Sponsors of TIC transactions have created an association, the Tenant In Common Association, to assist sponsors with regulatory hurdles and other matters. The association and the National Association of Realtors have had discussions with the SEC and the NASD in an effort to reduce the securities regulatory hurdles by providing an exemption from registration as a broker/dealer and providing more emphasis on state real estate regulation instead. One TIC sponsor has filed an SEC “no-action” request seeking relief. If granted by the SEC as submitted, it would allow a very specific method for real estate brokers to participate in TIC transactions. On March 1, 2005 Utah passed a bill that places TIC transactions under the regulatory control of the Utah Department of Real Estate and specifically deems them not to be securities. While this may impact transactions involving only Utah property sold to Utah residents, the NASD carefully pointed out that state legislation has no effect or impact whatsoever on Federal securities laws or regulations.
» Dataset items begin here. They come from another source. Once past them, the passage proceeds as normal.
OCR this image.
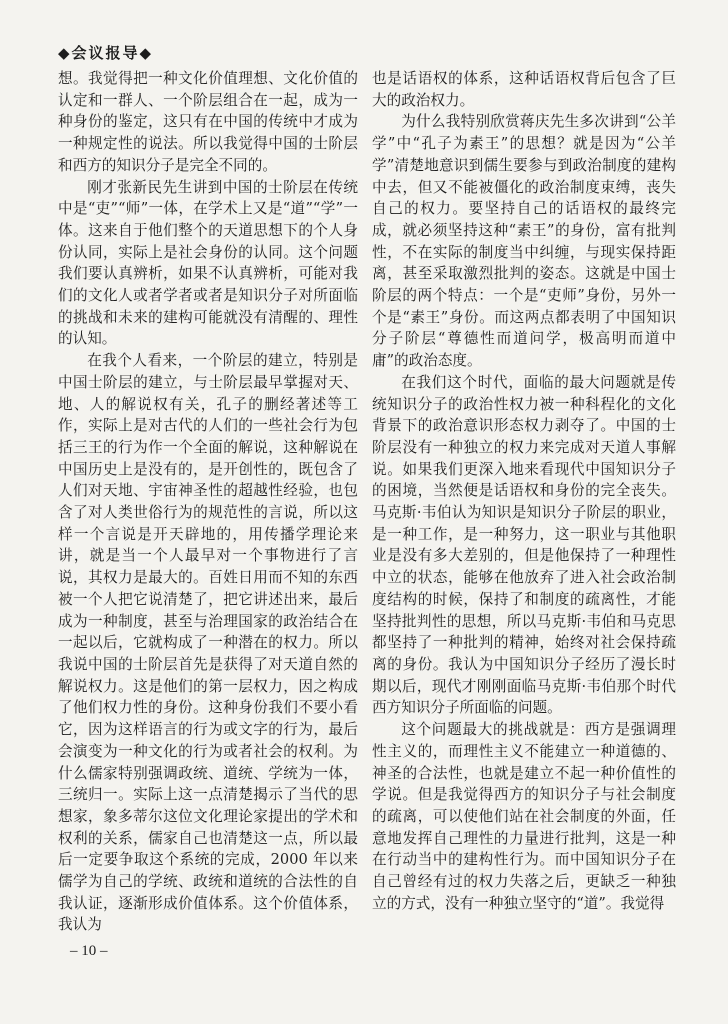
◆会议报导◆

想。我觉得把一种文化价值理想、文化价值的认定和一群人、一个阶层组合在一起，成为一种身份的鉴定，这只有在中国的传统中才成为一种规定性的说法。所以我觉得中国的士阶层和西方的知识分子是完全不同的。

刚才张新民先生讲到中国的士阶层在传统中是“吏”“师”一体，在学术上又是“道”“学”一体。这来自于他们整个的天道思想下的个人身份认同，实际上是社会身份的认同。这个问题我们要认真辨析，如果不认真辨析，可能对我们的文化人或者学者或者是知识分子对所面临的挑战和未来的建构可能就没有清醒的、理性的认知。

在我个人看来，一个阶层的建立，特别是中国士阶层的建立，与士阶层最早掌握对天、地、人的解说权有关，孔子的删经著述等工作，实际上是对古代的人们的一些社会行为包括三王的行为作一个全面的解说，这种解说在中国历史上是没有的，是开创性的，既包含了人们对天地、宇宙神圣性的超越性经验，也包含了对人类世俗行为的规范性的言说，所以这样一个言说是开天辟地的，用传播学理论来讲，就是当一个人最早对一个事物进行了言说，其权力是最大的。百姓日用而不知的东西被一个人把它说清楚了，把它讲述出来，最后成为一种制度，甚至与治理国家的政治结合在一起以后，它就构成了一种潜在的权力。所以我说中国的士阶层首先是获得了对天道自然的解说权力。这是他们的第一层权力，因之构成了他们权力性的身份。这种身份我们不要小看它，因为这样语言的行为或文字的行为，最后会演变为一种文化的行为或者社会的权利。为什么儒家特别强调政统、道统、学统为一体，三统归一。实际上这一点清楚揭示了当代的思想家，象多蒂尔这位文化理论家提出的学术和权利的关系，儒家自己也清楚这一点，所以最后一定要争取这个系统的完成，2000 年以来儒学为自己的学统、政统和道统的合法性的自我认证，逐渐形成价值体系。这个价值体系，我认为

也是话语权的体系，这种话语权背后包含了巨大的政治权力。

为什么我特别欣赏蒋庆先生多次讲到“公羊学”中“孔子为素王”的思想？就是因为“公羊学”清楚地意识到儒生要参与到政治制度的建构中去，但又不能被僵化的政治制度束缚，丧失自己的权力。要坚持自己的话语权的最终完成，就必须坚持这种“素王”的身份，富有批判性，不在实际的制度当中纠缠，与现实保持距离，甚至采取激烈批判的姿态。这就是中国士阶层的两个特点：一个是“吏师”身份，另外一个是“素王”身份。而这两点都表明了中国知识分子阶层“尊德性而道问学，极高明而道中庸”的政治态度。

在我们这个时代，面临的最大问题就是传统知识分子的政治性权力被一种科程化的文化背景下的政治意识形态权力剥夺了。中国的士阶层没有一种独立的权力来完成对天道人事解说。如果我们更深入地来看现代中国知识分子的困境，当然便是话语权和身份的完全丧失。马克斯·韦伯认为知识是知识分子阶层的职业，是一种工作，是一种努力，这一职业与其他职业是没有多大差别的，但是他保持了一种理性中立的状态，能够在他放弃了进入社会政治制度结构的时候，保持了和制度的疏离性，才能坚持批判性的思想，所以马克斯·韦伯和马克思都坚持了一种批判的精神，始终对社会保持疏离的身份。我认为中国知识分子经历了漫长时期以后，现代才刚刚面临马克斯·韦伯那个时代西方知识分子所面临的问题。

这个问题最大的挑战就是：西方是强调理性主义的，而理性主义不能建立一种道德的、神圣的合法性，也就是建立不起一种价值性的学说。但是我觉得西方的知识分子与社会制度的疏离，可以使他们站在社会制度的外面，任意地发挥自己理性的力量进行批判，这是一种在行动当中的建构性行为。而中国知识分子在自己曾经有过的权力失落之后，更缺乏一种独立的方式，没有一种独立坚守的“道”。我觉得

– 10 –
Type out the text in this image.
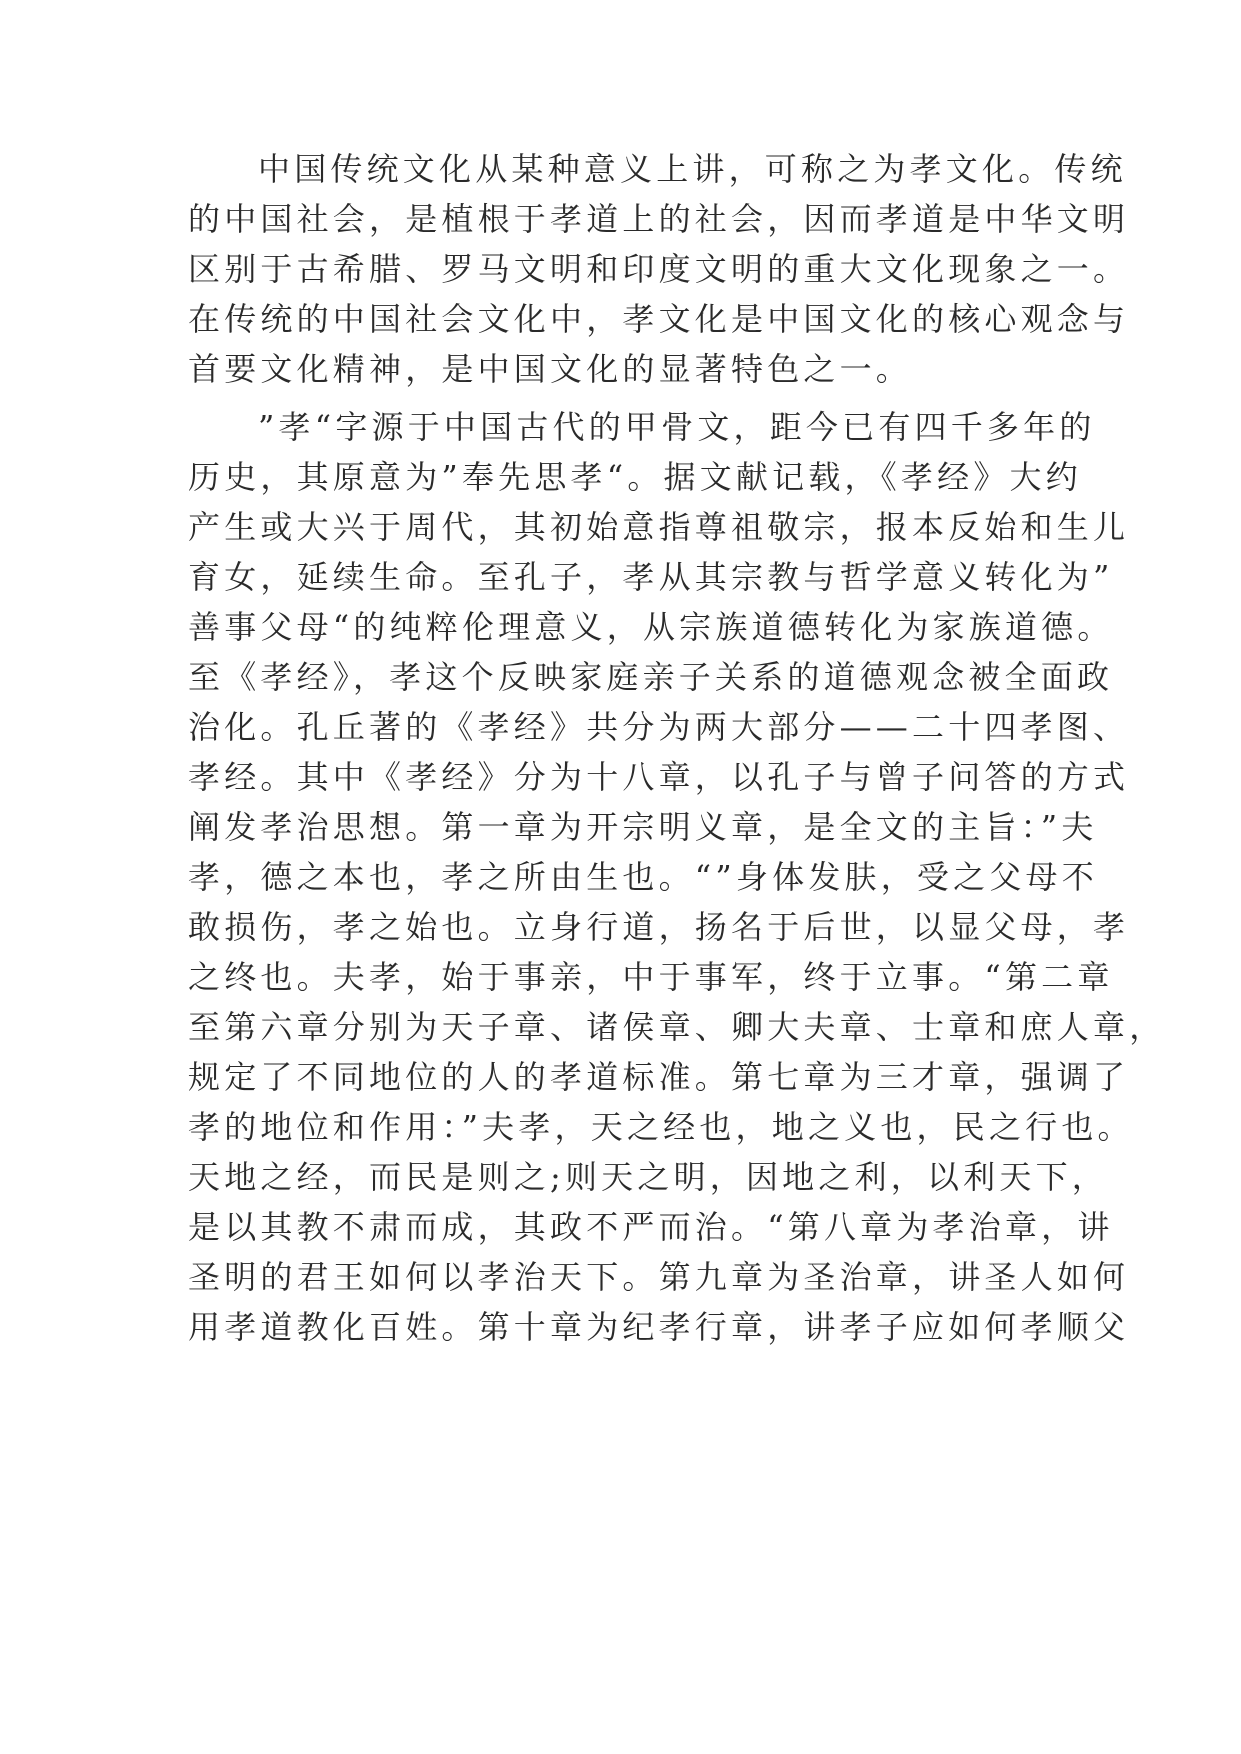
中国传统文化从某种意义上讲，可称之为孝文化。传统
的中国社会，是植根于孝道上的社会，因而孝道是中华文明
区别于古希腊、罗马文明和印度文明的重大文化现象之一。
在传统的中国社会文化中，孝文化是中国文化的核心观念与
首要文化精神，是中国文化的显著特色之一。
”孝“字源于中国古代的甲骨文，距今已有四千多年的
历史，其原意为”奉先思孝“。据文献记载，《孝经》大约
产生或大兴于周代，其初始意指尊祖敬宗，报本反始和生儿
育女，延续生命。至孔子，孝从其宗教与哲学意义转化为”
善事父母“的纯粹伦理意义，从宗族道德转化为家族道德。
至《孝经》，孝这个反映家庭亲子关系的道德观念被全面政
治化。孔丘著的《孝经》共分为两大部分——二十四孝图、
孝经。其中《孝经》分为十八章，以孔子与曾子问答的方式
阐发孝治思想。第一章为开宗明义章，是全文的主旨：”夫
孝，德之本也，孝之所由生也。“”身体发肤，受之父母不
敢损伤，孝之始也。立身行道，扬名于后世，以显父母，孝
之终也。夫孝，始于事亲，中于事军，终于立事。“第二章
至第六章分别为天子章、诸侯章、卿大夫章、士章和庶人章，
规定了不同地位的人的孝道标准。第七章为三才章，强调了
孝的地位和作用：”夫孝，天之经也，地之义也，民之行也。
天地之经，而民是则之;则天之明，因地之利，以利天下，
是以其教不肃而成，其政不严而治。“第八章为孝治章，讲
圣明的君王如何以孝治天下。第九章为圣治章，讲圣人如何
用孝道教化百姓。第十章为纪孝行章，讲孝子应如何孝顺父
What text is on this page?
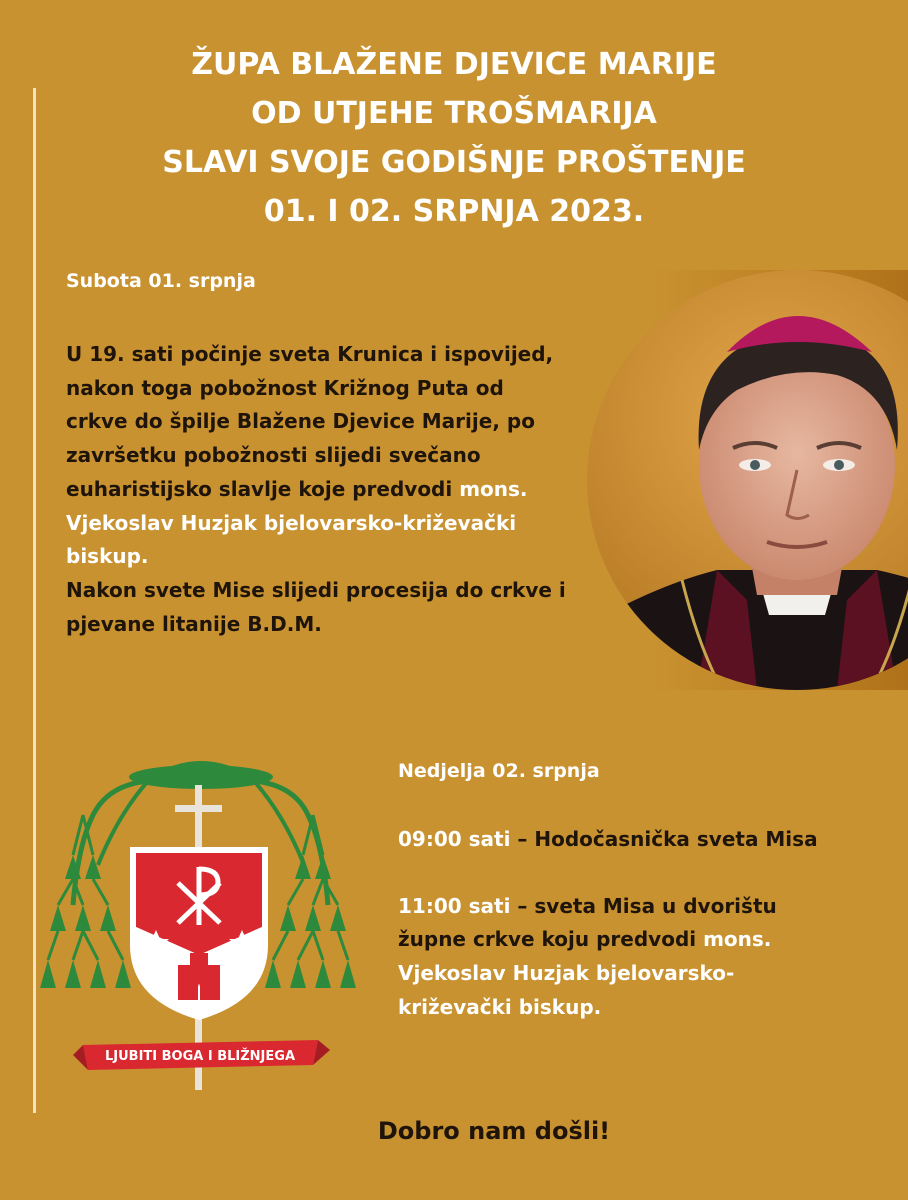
ŽUPA BLAŽENE DJEVICE MARIJE
OD UTJEHE TROŠMARIJA
SLAVI SVOJE GODIŠNJE PROŠTENJE
01. I 02. SRPNJA 2023.
Subota 01. srpnja
U 19. sati počinje sveta Krunica i ispovijed, nakon toga pobožnost Križnog Puta od crkve do špilje Blažene Djevice Marije, po završetku pobožnosti slijedi svečano euharistijsko slavlje koje predvodi mons. Vjekoslav Huzjak bjelovarsko-križevački biskup.
Nakon svete Mise slijedi procesija do crkve i pjevane litanije B.D.M.
LJUBITI BOGA I BLIŽNJEGA
Nedjelja 02. srpnja

09:00 sati – Hodočasnička sveta Misa

11:00 sati – sveta Misa u dvorištu župne crkve koju predvodi mons. Vjekoslav Huzjak bjelovarsko-križevački biskup.

Dobro nam došli!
So this "perfect storm" is brewing for investors, their advisors and the different regulatory authorities on a federal and a state level. As the TIC industry grows, with over billion having been sold in 2004, it may be worthwhile for the real estate industry to protect its niche in this marketplace. The critical question is whether the industry will be successful in convincing regulators to appropriately modify laws and regulations that have been in effect since 1933 and exist to protect the investing public.
Tenancy In Common deals fulfills an essential need and unlike its predecessor cousin, the real estate limited partnership, it is not based solely on an unusual tax benefit. Section 1031 of the Internal Revenue Code has been in place since 1921 and is quite relevant today as a vehicle through which the United States can help ensure that a significant quantity of U.S. real estate (including the land under some of our biggest businesses and even our government) remains in the hands of U.S. owners. Its continued viability is also necessary for us to support one of the largest segments of our economy. That said, the greatest benefit of TIC transactions may lie in the future. Never before could the average investor own commercial real estate in the same manner that he or she owns mutual funds or a 401-k account. This ownership method has created a new investment asset class and brought it to the general public in bite size pieces. Keep your eyes open, the best may be yet to come.